1.jpgJe respire profondément. Surtout ne pas paniquer. Je vérifie à nouveau. Paris, la sortie, la route, la station essence... Je jette un coup d'oeil au  GPS qui affiche imperturbable la direction à suivre. Mes pensées sont confuses. Que se passe-t-il ? Je ne comprends plus rien ! C'est absurde. On dirait que nous n'avons pas avancé depuis notre première pause. Que faire ?

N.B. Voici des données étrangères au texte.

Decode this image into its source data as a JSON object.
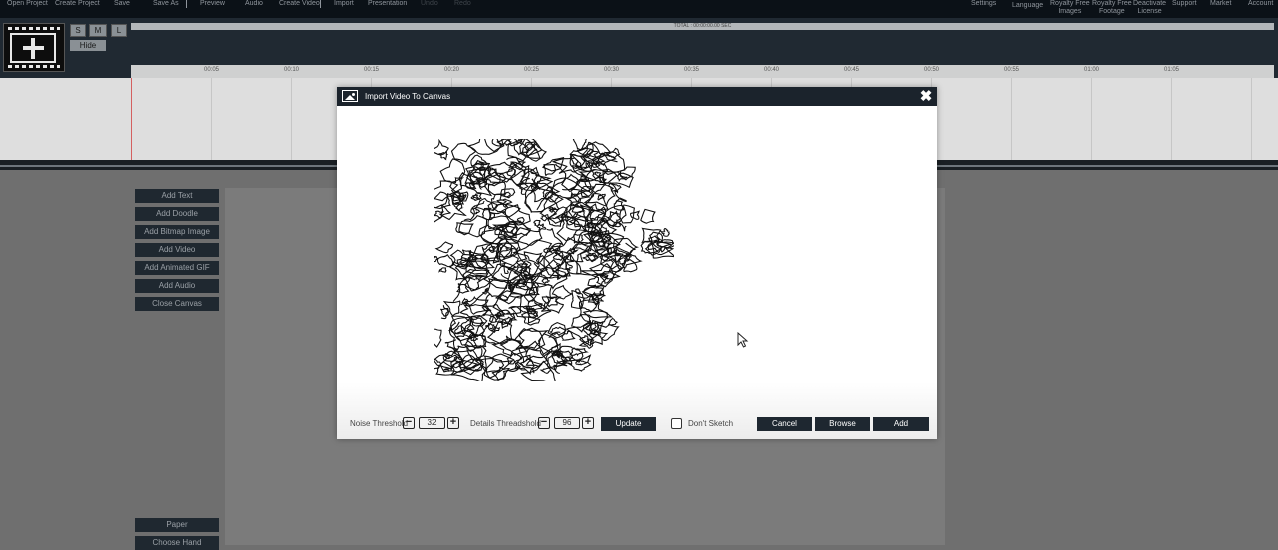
{
  "menu": {
    "open_project": "Open Project",
    "create_project": "Create Project",
    "save": "Save",
    "save_as": "Save As",
    "preview": "Preview",
    "audio": "Audio",
    "create_video": "Create Video",
    "import": "Import",
    "presentation": "Presentation",
    "undo": "Undo",
    "redo": "Redo",
    "settings": "Settings",
    "language": "Language",
    "royalty_images": "Royalty Free\nImages",
    "royalty_footage": "Royalty Free\nFootage",
    "deactivate_license": "Deactivate\nLicense",
    "support": "Support",
    "market": "Market",
    "account": "Account"
  },
  "timeline": {
    "size_buttons": [
      "S",
      "M",
      "L"
    ],
    "hide_label": "Hide",
    "total_label": "TOTAL : 00:00:00.00 SEC",
    "ticks": [
      "00:05",
      "00:10",
      "00:15",
      "00:20",
      "00:25",
      "00:30",
      "00:35",
      "00:40",
      "00:45",
      "00:50",
      "00:55",
      "01:00",
      "01:05"
    ]
  },
  "actions": {
    "add_text": "Add Text",
    "add_doodle": "Add Doodle",
    "add_bitmap": "Add Bitmap Image",
    "add_video": "Add Video",
    "add_gif": "Add Animated GIF",
    "add_audio": "Add Audio",
    "close_canvas": "Close Canvas",
    "paper": "Paper",
    "choose_hand": "Choose Hand"
  },
  "modal": {
    "title": "Import Video To Canvas",
    "noise_label": "Noise Threshold",
    "noise_value": "32",
    "details_label": "Details Threadshold",
    "details_value": "96",
    "update_label": "Update",
    "dont_sketch_label": "Don't Sketch",
    "dont_sketch_checked": false,
    "cancel_label": "Cancel",
    "browse_label": "Browse",
    "add_label": "Add"
  },
  "colors": {
    "topbar": "#0b1117",
    "dark_button": "#1e2730",
    "workspace": "#6f6f6f"
  }
}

Je plie la carte. Faustine et les enfants reviennent et s'installent dans la voiture. Sans un mot, je mets le moteur en marche, puis le clignotant et j'appuie doucement sur l'accélérateur. Le puissant véhicule se lance sur la chaussée. J'accélère. Le compteur indique 90 kilomètres. J'accélère encore. Rapidement  j'arrive à 100 ;  je continue à appuyer.  Nous roulons à 120 kh/h, bientôt 130. Avec une sorte de jouissance j'observe le compteur qui dépasse maintenant les 140 kh/h.

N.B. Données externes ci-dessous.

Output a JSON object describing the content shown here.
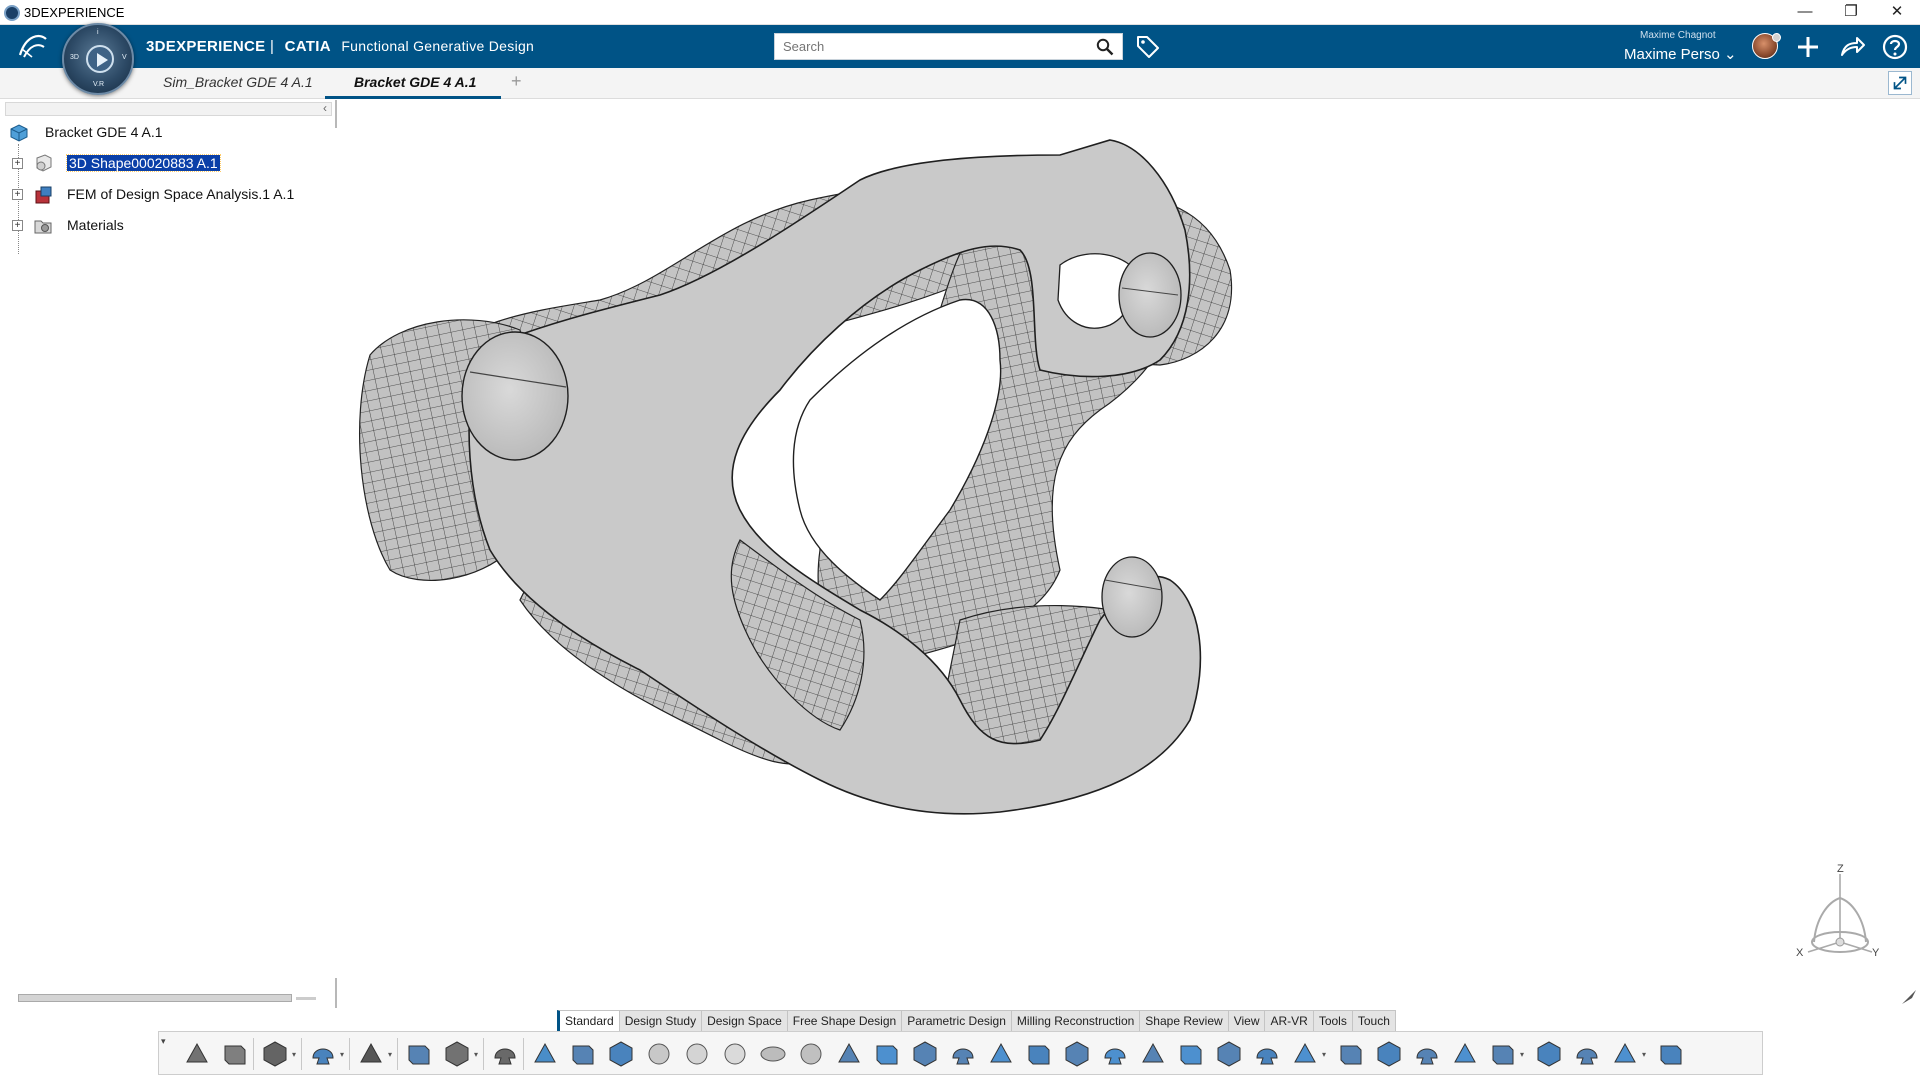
{
  "window": {
    "title": "3DEXPERIENCE",
    "minimize": "—",
    "restore": "❐",
    "close": "✕"
  },
  "topbar": {
    "brand_3d": "3DEXPERIENCE",
    "brand_sep": "|",
    "brand_app": "CATIA",
    "brand_role": "Functional Generative Design",
    "compass_labels": {
      "top": "i",
      "left": "3D",
      "bottom": "V.R",
      "right": "V"
    },
    "search_placeholder": "Search",
    "user_small": "Maxime Chagnot",
    "user_name": "Maxime Perso",
    "user_caret": "⌄"
  },
  "tabs": {
    "items": [
      {
        "label": "Sim_Bracket GDE 4 A.1",
        "active": false
      },
      {
        "label": "Bracket GDE 4 A.1",
        "active": true
      }
    ],
    "add": "+"
  },
  "tree": {
    "collapse": "‹",
    "root": "Bracket GDE 4 A.1",
    "children": [
      {
        "label": "3D Shape00020883 A.1",
        "selected": true,
        "icon": "3d-shape-icon"
      },
      {
        "label": "FEM of Design Space Analysis.1 A.1",
        "selected": false,
        "icon": "fem-icon"
      },
      {
        "label": "Materials",
        "selected": false,
        "icon": "materials-icon"
      }
    ],
    "expander": "+"
  },
  "compass3d": {
    "z": "Z",
    "x": "X",
    "y": "Y"
  },
  "section_tabs": [
    {
      "label": "Standard",
      "active": true
    },
    {
      "label": "Design Study",
      "active": false
    },
    {
      "label": "Design Space",
      "active": false
    },
    {
      "label": "Free Shape Design",
      "active": false
    },
    {
      "label": "Parametric Design",
      "active": false
    },
    {
      "label": "Milling Reconstruction",
      "active": false
    },
    {
      "label": "Shape Review",
      "active": false
    },
    {
      "label": "View",
      "active": false
    },
    {
      "label": "AR-VR",
      "active": false
    },
    {
      "label": "Tools",
      "active": false
    },
    {
      "label": "Touch",
      "active": false
    }
  ],
  "toolbar": {
    "tools": [
      "cut-icon",
      "copy-icon",
      "paste-icon",
      "undo-icon",
      "update-icon",
      "select-icon",
      "measure-icon",
      "warning-icon",
      "part-design-icon",
      "sketch-icon",
      "pen-icon",
      "sphere-icon",
      "ellipsoid-icon",
      "box-icon",
      "torus-icon",
      "pyramid-icon",
      "surface-icon",
      "subdivision-icon",
      "shape-edit-icon",
      "deform-icon",
      "mesh-icon",
      "transform-icon",
      "sculpt-icon",
      "freeze-icon",
      "delete-mesh-icon",
      "smooth-icon",
      "fill-icon",
      "pattern-icon",
      "view-icon",
      "flatten-icon",
      "bridge-icon",
      "blend-icon",
      "thickness-icon",
      "lattice-icon",
      "offset-icon",
      "analyze-icon",
      "check-icon",
      "export-icon"
    ],
    "drop": "▾"
  }
}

- Milan ! Ralentis ! Tu vas nous précipiter dans le décor ! Qu'est-ce qui te prends ?

- Quoi ? Je ricane. Ce n'est pas un peu de vitesse qui te fait peur !

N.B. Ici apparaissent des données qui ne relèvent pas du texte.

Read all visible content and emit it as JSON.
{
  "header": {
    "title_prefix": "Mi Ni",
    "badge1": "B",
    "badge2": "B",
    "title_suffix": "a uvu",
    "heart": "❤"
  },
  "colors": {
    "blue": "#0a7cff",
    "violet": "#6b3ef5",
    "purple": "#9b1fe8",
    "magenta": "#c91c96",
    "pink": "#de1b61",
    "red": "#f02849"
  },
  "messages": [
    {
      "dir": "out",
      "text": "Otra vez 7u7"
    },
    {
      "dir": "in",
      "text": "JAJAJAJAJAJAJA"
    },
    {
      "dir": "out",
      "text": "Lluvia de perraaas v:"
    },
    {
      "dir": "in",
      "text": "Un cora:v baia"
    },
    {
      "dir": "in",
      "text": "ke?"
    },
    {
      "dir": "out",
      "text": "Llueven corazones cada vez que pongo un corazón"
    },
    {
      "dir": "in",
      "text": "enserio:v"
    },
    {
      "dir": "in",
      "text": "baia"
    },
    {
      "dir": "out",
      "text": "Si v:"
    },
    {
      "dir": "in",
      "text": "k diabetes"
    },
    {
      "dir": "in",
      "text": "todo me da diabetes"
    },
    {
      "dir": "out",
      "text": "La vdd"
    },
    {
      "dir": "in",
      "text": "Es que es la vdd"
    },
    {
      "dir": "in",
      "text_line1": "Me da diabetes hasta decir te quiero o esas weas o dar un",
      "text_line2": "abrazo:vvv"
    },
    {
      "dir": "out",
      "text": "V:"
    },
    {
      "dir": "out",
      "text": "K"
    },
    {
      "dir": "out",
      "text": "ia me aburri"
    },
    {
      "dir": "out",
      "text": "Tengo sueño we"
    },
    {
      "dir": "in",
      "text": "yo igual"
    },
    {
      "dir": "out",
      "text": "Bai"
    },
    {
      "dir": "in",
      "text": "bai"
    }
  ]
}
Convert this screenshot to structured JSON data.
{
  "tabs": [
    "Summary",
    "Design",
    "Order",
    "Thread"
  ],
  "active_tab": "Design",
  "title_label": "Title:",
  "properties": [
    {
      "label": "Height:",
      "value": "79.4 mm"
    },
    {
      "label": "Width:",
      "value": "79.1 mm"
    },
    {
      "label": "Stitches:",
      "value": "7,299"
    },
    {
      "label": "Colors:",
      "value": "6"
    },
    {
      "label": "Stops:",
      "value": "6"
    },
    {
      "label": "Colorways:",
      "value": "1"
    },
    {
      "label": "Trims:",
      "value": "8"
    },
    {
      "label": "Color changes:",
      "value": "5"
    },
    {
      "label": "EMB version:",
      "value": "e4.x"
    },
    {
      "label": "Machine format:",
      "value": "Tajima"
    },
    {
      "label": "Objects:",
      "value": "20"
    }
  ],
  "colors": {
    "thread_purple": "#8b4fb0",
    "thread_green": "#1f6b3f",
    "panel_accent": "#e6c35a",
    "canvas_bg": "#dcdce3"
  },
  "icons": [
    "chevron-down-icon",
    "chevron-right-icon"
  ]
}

Je sens la machine vibrer sous mes pieds. J'atteins plus de 150.

- Milan ! Arrête ! Tu vas nous tuer ! Arrête, je te dis ! hurle Faustine. Tu perds l'esprit.

Je ne réplique rien. Je suis comme hypnotisé par le rugissement du moteur. La voiture avale les distances.

- Pour l'amour du ciel, Milan ! On va avoir un accident !  Ralentis, s'il te plait. Tu me fais peur.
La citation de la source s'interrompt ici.